Some of the attrition is due to the nature of science itself. For me, the joy of science in high school was its rigorous approach to knowledge, its entertaining parlor tricks, and a few spectacular teachers. At Harvard, I learned that science has less to do with classroom stink bombs and more to do with performing tedious lab work, deciphering tedious journal articles, and pouring out dozens of lines of tedious algebra. The basics are difficult to learn. Even the smallest headway in research requires enormous personal dedication. And, of course, the field is inherently cumulative, so advanced study necessitates a pyramid of prerequisites.
Whether or not this annual academic conversion of 400 Harvardians is problematic depends on your view on the role of undergraduate education. If college is a mere credentialing experience, conferring legitimacy upon successful completion of the easiest field, then let them eat Durkheim.
But the academy ought to be more than just a house of thought that happens to award diplomas. A university must identify the nation and the world’s chief challenges, and it should nudge its students into specializations accordingly. A university that fails to do so is derelict in its duty to society.
This was the implicit undertaking of former University President Lawrence H. Summers. He concluded that more emphasis was needed in the areas of global studies and the sciences, particularly the life sciences. The University has largely followed through with this effort, raising hundreds of millions of dollars for new biotechnology initiatives and planning much of the Allston campus around life sciences ventures. This spring, the Faculty of Arts and Sciences recommitted to hiring more science professors—despite an undergraduate-faculty ratio already more favorable than in the humanities or social sciences.
But undergrads aren’t responding in the expected—or needed—numbers. That must change. The College should also undertake a serious study to understand why nearly one-fourth of the freshman class loses interest in science, and what might be done to mitigate it. Smaller introductory courses might prove to be more engaging—neither longtime introductory lectures nor the new “portal” courses in the sciences receive stellar reviews. Mathematics must be considered, too. Many of my friends who say they aced calculus in high school returned wounded from their first semester of college calculus. Hardly last, the College needs to establish parity in grading across the academic domains.

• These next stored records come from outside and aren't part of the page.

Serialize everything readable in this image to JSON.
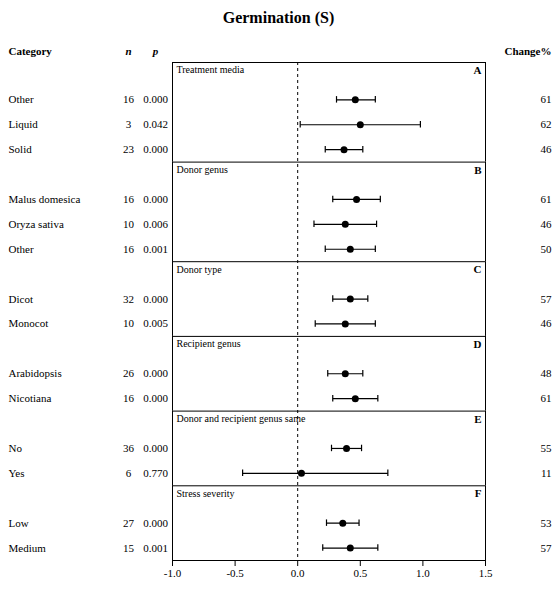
{
  "chart_data": {
    "type": "forest",
    "title": "Germination (S)",
    "columns": [
      "Category",
      "n",
      "p",
      "Change%"
    ],
    "groups": [
      {
        "label": "Treatment media",
        "letter": "A",
        "rows": [
          {
            "category": "Other",
            "n": 16,
            "p": "0.000",
            "mean": 0.46,
            "ci_lo": 0.31,
            "ci_hi": 0.62,
            "change": 61
          },
          {
            "category": "Liquid",
            "n": 3,
            "p": "0.042",
            "mean": 0.5,
            "ci_lo": 0.02,
            "ci_hi": 0.98,
            "change": 62
          },
          {
            "category": "Solid",
            "n": 23,
            "p": "0.000",
            "mean": 0.37,
            "ci_lo": 0.22,
            "ci_hi": 0.52,
            "change": 46
          }
        ]
      },
      {
        "label": "Donor genus",
        "letter": "B",
        "rows": [
          {
            "category": "Malus domesica",
            "n": 16,
            "p": "0.000",
            "mean": 0.47,
            "ci_lo": 0.28,
            "ci_hi": 0.66,
            "change": 61
          },
          {
            "category": "Oryza sativa",
            "n": 10,
            "p": "0.006",
            "mean": 0.38,
            "ci_lo": 0.13,
            "ci_hi": 0.63,
            "change": 46
          },
          {
            "category": "Other",
            "n": 16,
            "p": "0.001",
            "mean": 0.42,
            "ci_lo": 0.22,
            "ci_hi": 0.62,
            "change": 50
          }
        ]
      },
      {
        "label": "Donor type",
        "letter": "C",
        "rows": [
          {
            "category": "Dicot",
            "n": 32,
            "p": "0.000",
            "mean": 0.42,
            "ci_lo": 0.28,
            "ci_hi": 0.56,
            "change": 57
          },
          {
            "category": "Monocot",
            "n": 10,
            "p": "0.005",
            "mean": 0.38,
            "ci_lo": 0.14,
            "ci_hi": 0.62,
            "change": 46
          }
        ]
      },
      {
        "label": "Recipient genus",
        "letter": "D",
        "rows": [
          {
            "category": "Arabidopsis",
            "n": 26,
            "p": "0.000",
            "mean": 0.38,
            "ci_lo": 0.24,
            "ci_hi": 0.52,
            "change": 48
          },
          {
            "category": "Nicotiana",
            "n": 16,
            "p": "0.000",
            "mean": 0.46,
            "ci_lo": 0.28,
            "ci_hi": 0.64,
            "change": 61
          }
        ]
      },
      {
        "label": "Donor and recipient genus same",
        "letter": "E",
        "rows": [
          {
            "category": "No",
            "n": 36,
            "p": "0.000",
            "mean": 0.39,
            "ci_lo": 0.27,
            "ci_hi": 0.51,
            "change": 55
          },
          {
            "category": "Yes",
            "n": 6,
            "p": "0.770",
            "mean": 0.03,
            "ci_lo": -0.44,
            "ci_hi": 0.72,
            "change": 11
          }
        ]
      },
      {
        "label": "Stress severity",
        "letter": "F",
        "rows": [
          {
            "category": "Low",
            "n": 27,
            "p": "0.000",
            "mean": 0.36,
            "ci_lo": 0.23,
            "ci_hi": 0.49,
            "change": 53
          },
          {
            "category": "Medium",
            "n": 15,
            "p": "0.001",
            "mean": 0.42,
            "ci_lo": 0.2,
            "ci_hi": 0.64,
            "change": 57
          }
        ]
      }
    ],
    "xlim": [
      -1.0,
      1.5
    ],
    "xticks": [
      {
        "value": -1.0,
        "label": "-1.0"
      },
      -0.5,
      {
        "value": 0,
        "label": "0.0"
      },
      0.5,
      {
        "value": 1.0,
        "label": "1.0"
      },
      1.5
    ],
    "reference_line": 0
  }
}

That’s not to say that I haven’t found rewards in studying science. Over four years, my focus has glided from organic chemistry to genomics and finally to environmental science. Some of the skills I’ve picked up will be useful to me in the future; others won’t. I can write quick snippets of computer code, I can pour dangerous liquids with confidence, and I can confidently execute the complete-the-square trick. (Chem 160, I’ll never forget you.) What’s been most rewarding is that I can now peek into the underlying science of the important policy debates of the day. I understand why planting more trees isn’t the answer to global warming. (It was a scary discovery.)
Last week, a friend of mine—a social studies concentrator who is one of the most intelligent peers I’ve met at Harvard—told me that he wouldn’t have made it through a science concentration. I disagree. Any Harvard freshman can complete four years of study in science; all that’s required is a willingness to watch a weekly sunrise over an unfinished problem set.
It’s no surprise that most of us aren’t. I barely was.
Matthew S. Meisel ’07 is a chemistry concentrator in Currier House. He was editorial chair of The Crimson in 2006.